I wholeheartedly concur with this statement and I can’t wait to get my hands on her second novel Hot Stew -exploring class and money through the inhabitants of Londons Soho - published in March.

 

3. ZOONATION ACADEMY OF DANCE

This week instead of choosing an individual we are selecting an organisation, and what an inspiring organisation it is. To be precise we are recognising the influence on Told by an Idiot of one part of ZooNation: The Kate Prince Company, their academy (ZAD) which is their not-for-profit education arm. It was founded in 2008 out of a desire for the company to work with young people:

“ZAD is a place where young people of all ages (4-21 yrs), abilities, and backgrounds come together to build relationships and develop their skills through the shared love and passion for dance and music” ZooNation: The Kate Prince Company

I first encountered the work of ZooNation in 2013 when I went with my family to see their production Groove On Down The Road at the Southbank Centre. What was immediately so refreshing was the diversity on stage, they weren’t paying lip service to something, it was clearly a passionate commitment to changing how British stages looked. They were giving opportunities to young people from all backgrounds, and allowing audiences to see people on stage who looked like them. Their reworking of The Wizard of Oz was terrific and we were all really engaged particularly my three year old son Dexter. 
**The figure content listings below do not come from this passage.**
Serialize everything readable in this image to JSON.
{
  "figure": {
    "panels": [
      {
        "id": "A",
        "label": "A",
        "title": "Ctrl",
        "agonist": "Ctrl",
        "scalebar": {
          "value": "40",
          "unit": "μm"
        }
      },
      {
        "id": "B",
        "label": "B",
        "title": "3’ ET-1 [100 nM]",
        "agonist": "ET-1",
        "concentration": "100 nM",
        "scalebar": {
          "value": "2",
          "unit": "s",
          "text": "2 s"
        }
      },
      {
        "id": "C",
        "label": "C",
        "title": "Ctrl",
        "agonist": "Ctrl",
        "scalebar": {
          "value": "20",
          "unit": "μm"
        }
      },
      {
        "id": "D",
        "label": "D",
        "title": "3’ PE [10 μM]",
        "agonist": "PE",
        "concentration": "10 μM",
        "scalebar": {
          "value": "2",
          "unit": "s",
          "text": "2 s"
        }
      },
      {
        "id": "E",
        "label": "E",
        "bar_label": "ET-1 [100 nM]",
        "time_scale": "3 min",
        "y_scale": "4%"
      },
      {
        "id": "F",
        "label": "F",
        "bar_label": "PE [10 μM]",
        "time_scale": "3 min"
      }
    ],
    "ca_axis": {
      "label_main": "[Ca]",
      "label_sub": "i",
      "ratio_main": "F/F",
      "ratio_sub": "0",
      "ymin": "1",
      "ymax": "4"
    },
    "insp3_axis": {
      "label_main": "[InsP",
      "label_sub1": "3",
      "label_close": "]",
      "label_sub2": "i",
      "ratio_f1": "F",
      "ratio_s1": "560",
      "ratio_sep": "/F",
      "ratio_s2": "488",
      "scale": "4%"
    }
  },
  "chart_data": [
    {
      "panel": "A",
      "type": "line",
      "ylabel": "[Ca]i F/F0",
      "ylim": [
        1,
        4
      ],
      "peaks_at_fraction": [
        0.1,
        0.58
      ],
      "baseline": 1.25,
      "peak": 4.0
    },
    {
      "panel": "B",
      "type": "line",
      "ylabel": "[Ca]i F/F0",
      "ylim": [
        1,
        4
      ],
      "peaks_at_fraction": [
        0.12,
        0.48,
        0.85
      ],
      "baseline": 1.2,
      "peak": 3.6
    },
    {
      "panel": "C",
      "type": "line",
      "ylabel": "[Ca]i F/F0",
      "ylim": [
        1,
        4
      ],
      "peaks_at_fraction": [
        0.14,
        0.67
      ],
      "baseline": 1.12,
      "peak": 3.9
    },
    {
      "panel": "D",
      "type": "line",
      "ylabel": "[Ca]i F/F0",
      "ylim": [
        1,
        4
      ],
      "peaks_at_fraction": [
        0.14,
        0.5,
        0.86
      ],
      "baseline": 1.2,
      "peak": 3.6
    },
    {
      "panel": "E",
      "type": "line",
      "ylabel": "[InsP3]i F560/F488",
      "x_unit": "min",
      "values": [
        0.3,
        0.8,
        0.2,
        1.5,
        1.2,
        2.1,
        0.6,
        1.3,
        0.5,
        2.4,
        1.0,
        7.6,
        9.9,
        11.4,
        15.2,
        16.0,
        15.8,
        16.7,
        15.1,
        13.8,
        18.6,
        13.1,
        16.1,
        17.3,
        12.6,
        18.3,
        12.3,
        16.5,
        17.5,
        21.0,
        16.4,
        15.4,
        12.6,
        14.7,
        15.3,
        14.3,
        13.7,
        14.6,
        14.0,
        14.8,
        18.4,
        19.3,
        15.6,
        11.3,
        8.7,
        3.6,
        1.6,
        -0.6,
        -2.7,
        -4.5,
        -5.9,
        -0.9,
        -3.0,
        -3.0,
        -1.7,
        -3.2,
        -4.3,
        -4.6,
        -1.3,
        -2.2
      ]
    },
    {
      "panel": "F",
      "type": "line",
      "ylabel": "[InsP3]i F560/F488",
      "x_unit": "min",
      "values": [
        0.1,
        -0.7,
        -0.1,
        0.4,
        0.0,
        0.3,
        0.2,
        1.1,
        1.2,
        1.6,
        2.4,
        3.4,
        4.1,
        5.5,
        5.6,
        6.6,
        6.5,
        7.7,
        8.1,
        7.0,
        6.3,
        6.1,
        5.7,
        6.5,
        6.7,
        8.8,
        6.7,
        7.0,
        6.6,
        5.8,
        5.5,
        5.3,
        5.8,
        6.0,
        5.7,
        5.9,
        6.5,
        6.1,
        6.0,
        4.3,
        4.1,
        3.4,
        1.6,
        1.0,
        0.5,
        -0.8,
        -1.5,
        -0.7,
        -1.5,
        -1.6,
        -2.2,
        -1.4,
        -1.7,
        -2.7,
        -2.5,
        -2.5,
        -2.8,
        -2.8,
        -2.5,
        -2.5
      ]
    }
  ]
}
The Idiots were  in development for our family show Get Happy (co-produced with the Barbican) at the time and after seeing the ZooNation show I realised that what our anarchic sketch show needed was a dancer. Eventually we auditioned Mikey Ureta (who had played the Tin Man in Groove On Down The Road) and he went on to perform and choreograph Get Happy with us. Dexter came into rehearsals a lot and he became obsessed with Mikey and his dancing. So powerful was this obsession that we only managed to get Dexter to eat his broccoli by pretending to ring Mikey. My wife or I would ask the imaginary Mikey what he was having for dinner, to which he replied "broccoli". When we relayed this to Dexter he was amazed and hurriedly cleared his plate. Mikey eventually told us about ZAD and we enrolled Dexter in Saturday morning classes when he was six years old. The positive creative atmosphere was immediately apparent, and the skill, generosity and talent of the young teachers shone out.

They did classes throughout the year and then worked on routines that were performed just before Christmas at The Place Theatre. I can safely say that these festive performances are among the highlights of my theatre calendar, it is such a joyous occasion and there is plenty of real talent and technique on display. What is more impressive however is the simple pleasure that the young people get from performing and sharing it with an audience. Something hardened professionals could do well to take inspiration from.

Something that has given me real pleasure over the last year was inviting Nuna Sandy to choreograph the dance sequence in our production The Strange Tale of Charlie Chaplin and Stan Laurel. I met Nuna as she was Dexter's teacher on those Saturday morning classes and I thought her approach and personality was perfect for the Idiots. Needless to say she did a great job. Long may ZAD continue to nurture, provoke and support young people in the unique way that they do. One show I am definitely looking forward to post the pandemic is at The Place just before Christmas, because I promise you there is nothing quite like it.